During the Elkhart County Council and Board of Commissioners' annual summit Friday, May 9, county auditor Pauline Graff estimated up to a $7.6 million shortfall in the 2015 county budget. Official numbers won't be available until later this year.
Deficits have become the new normal in local governments since the state of Indiana implemented personal property tax caps in 2008. The total deficit for 2015 is partially dependent on the outcome of the county commissioners' fiscal policy goals for 2015.
Those goals include:
- Increasing the balance of the general fund, projected to total $5 million next year. Before 2008, the fund was usually between $11 million and $13 million.
- Fully funding the general fund without the use of Economic Development Income Tax (EDIT) or landfill revenues. EDIT funds are typically used to fund construction projects or to match federally funded projects.
- Increasing the County Adjusted Gross Income Tax (CAGIT) to build a new juvenile detention center. Tom Byers, county administrator, said utilities and maintenance issues at the current center are causing the county “major headaches.”
- Starting to rebuild the rainy day fund. The current balance is $277,804.
- Providing a market adjustment to wages for county employees. Areas such as the Elkhart County Sheriff’s Department are facing high turnover rates due to stagnant wages.

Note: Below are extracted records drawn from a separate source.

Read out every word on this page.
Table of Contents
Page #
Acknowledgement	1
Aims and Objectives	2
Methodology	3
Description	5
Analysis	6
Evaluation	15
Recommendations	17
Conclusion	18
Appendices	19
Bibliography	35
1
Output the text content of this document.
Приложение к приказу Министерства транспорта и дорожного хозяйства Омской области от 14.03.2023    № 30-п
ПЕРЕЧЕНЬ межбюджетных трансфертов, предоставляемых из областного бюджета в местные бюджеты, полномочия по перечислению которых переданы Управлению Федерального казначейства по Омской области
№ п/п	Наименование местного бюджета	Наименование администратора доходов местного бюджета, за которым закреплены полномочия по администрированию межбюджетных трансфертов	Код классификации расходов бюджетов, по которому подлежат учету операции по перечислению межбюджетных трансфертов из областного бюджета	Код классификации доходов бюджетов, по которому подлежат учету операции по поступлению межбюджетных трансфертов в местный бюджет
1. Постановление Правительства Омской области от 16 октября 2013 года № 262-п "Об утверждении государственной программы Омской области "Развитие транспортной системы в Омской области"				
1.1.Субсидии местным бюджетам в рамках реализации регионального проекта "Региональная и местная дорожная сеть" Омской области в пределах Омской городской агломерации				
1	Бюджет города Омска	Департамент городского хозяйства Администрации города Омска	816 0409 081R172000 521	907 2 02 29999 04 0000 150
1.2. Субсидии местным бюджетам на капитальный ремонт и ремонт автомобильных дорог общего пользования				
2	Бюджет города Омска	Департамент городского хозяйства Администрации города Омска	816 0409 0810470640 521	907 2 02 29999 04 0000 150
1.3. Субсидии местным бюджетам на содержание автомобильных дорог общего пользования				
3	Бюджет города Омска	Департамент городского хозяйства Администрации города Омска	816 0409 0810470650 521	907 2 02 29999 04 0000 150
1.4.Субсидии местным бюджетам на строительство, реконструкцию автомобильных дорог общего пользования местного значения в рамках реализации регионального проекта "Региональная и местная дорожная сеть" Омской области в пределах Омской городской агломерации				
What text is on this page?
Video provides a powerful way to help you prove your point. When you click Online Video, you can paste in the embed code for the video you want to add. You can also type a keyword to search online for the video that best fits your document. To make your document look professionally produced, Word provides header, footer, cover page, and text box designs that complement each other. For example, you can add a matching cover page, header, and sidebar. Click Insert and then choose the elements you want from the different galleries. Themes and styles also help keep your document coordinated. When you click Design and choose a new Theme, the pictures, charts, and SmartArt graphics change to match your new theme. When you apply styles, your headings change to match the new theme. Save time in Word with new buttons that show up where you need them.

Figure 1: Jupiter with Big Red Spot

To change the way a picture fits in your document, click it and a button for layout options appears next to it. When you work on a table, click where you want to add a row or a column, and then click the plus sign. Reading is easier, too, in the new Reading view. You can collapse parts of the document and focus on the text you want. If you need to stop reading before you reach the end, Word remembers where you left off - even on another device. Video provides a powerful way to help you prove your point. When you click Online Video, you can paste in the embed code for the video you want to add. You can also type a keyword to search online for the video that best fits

A 3 percent wage adjustment for county workers would have a $555,790 impact on the general fund and a $355,355 impact on other funds.
During the summit, Todd Samuelson of Umbaugh Associates laid out several local option income tax models the county could implement to help offset deficits caused by tax caps.
Mike Yoder, county commissioner, said in April that the county's income tax revenue is almost fully recovered, but property tax revenues have gone from $41 million to $23 million.
Throughout the summit, members of the county council, board of commissioners and other local government leaders weighed in on the potential effects of a tax increase. Most agreed that something needs to be done as it becomes increasingly difficult to cut budgets without eliminating services that residents rely on.
Alan Kauffman, mayor of Goshen, said he wished state legislators were present for the meeting to hear the discussion and realize that cutting budgets and operating like a private business are no longer enough to keep things working.
"In private business you always have the option of going out of business if things aren't very good. We don't have the option of going out of business," Kauffman said.
Tom Byers, county administrator, said the goal of the summit was to get some numbers on the table and recognize some of the issues that are on the horizon, "because we’re probably going to start seeing budget forms sooner than we want.”
The county council will have until the fall to decide whether or not to implement a local option income tax increase.